Because of the public good properties of many inputs used in organic agriculture, unless a specific attempt is made by public policy bodies, a comparative lack of knowledge in organic agriculture will remain. Therefore, a first step in increasing the availability of knowledge on organic agriculture is to acknowledge that this form of agriculture could be an interesting option for agriculture both in developed and developing countries and that it has a role in improving food security and environmental sustainability, especially in poorly endowed environments. Extensive communication with those who have expertise in the area of organic agriculture is advisable. More active support could be given in the area of implementing projects for the collection of relevant data.

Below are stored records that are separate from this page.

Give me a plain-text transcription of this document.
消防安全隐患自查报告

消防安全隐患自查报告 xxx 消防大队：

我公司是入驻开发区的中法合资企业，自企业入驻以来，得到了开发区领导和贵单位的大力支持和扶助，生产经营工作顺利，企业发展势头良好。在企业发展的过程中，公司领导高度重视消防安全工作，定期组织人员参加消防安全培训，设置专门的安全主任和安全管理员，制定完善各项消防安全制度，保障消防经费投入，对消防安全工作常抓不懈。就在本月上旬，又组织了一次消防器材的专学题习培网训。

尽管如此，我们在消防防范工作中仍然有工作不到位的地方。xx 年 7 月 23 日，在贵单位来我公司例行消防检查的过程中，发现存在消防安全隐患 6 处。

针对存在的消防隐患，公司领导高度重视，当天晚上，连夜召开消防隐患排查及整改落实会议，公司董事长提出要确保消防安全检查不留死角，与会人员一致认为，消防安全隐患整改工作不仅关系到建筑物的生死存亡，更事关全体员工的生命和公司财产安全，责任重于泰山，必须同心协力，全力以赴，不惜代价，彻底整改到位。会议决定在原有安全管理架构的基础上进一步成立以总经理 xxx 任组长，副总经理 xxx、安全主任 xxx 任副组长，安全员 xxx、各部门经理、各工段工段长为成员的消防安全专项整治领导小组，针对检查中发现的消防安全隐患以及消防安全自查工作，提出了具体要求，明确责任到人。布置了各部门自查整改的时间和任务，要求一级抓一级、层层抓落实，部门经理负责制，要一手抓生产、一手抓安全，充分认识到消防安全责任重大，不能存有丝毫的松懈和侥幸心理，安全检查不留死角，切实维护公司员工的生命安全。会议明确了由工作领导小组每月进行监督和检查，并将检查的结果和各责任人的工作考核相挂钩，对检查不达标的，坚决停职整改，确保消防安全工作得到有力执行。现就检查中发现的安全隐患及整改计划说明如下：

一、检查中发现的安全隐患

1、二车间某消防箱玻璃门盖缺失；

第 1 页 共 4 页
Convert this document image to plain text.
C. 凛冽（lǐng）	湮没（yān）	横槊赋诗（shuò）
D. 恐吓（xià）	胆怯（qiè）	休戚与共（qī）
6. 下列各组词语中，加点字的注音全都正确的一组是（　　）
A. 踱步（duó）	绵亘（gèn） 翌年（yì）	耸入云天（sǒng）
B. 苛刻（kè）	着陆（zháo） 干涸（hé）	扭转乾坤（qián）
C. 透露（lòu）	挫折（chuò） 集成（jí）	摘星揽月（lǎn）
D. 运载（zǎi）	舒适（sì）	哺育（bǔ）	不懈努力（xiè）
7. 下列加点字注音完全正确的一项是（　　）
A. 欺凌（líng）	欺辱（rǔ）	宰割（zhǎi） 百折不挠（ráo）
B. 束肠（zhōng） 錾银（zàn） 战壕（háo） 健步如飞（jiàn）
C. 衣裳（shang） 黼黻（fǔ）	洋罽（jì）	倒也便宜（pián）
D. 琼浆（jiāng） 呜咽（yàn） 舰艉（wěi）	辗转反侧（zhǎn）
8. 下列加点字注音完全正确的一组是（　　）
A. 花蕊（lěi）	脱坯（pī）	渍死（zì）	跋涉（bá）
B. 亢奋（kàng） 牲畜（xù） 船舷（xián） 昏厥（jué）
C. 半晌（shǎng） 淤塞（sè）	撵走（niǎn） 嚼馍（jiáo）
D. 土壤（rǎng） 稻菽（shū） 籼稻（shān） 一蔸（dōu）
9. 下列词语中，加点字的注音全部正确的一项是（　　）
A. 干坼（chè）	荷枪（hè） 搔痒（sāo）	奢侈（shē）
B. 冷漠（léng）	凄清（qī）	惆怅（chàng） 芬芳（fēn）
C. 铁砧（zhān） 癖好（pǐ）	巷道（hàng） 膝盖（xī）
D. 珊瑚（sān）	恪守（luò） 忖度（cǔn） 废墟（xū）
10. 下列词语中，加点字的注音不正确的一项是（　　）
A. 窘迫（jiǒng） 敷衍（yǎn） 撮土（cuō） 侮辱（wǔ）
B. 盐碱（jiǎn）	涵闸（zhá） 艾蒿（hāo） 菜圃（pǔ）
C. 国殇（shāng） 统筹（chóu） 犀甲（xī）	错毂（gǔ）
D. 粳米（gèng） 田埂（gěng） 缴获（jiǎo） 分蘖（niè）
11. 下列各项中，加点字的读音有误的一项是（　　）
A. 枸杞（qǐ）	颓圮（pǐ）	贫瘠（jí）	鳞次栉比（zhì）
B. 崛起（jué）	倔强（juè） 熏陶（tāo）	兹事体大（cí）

4 . The geographical distribution of the case studies indicates a wide distribution. In total, projects in 21 countries were included (i.e., Asia and Pacific: 4; Near East: 3; Sub-Saharan Africa: 6; Latin America: 8). Of the total, 6 projects were situated in marginal degraded areas, 12 were related to export-oriented organic agriculture, and 3 were oriented equally towards cash and food crops. This distribution was due mainly to the nature of the study (which was to be short), so that those projects were chosen for which data were reasonably easily accessible at the time. Most of the studies only considered aspects of one (main) crop, and many of the projects were still in the conversion stage (where yields can often be lower, and investments higher, than when the farm is an established organic farm). One of the cases described by UNDP was elaborated further in Werf (1993), where he studied 7 pairs of farms on a number of agronomic aspects in which the two systems differed, and then calculated the financial differences between the two systems, based on market prices (no premiums for organic products).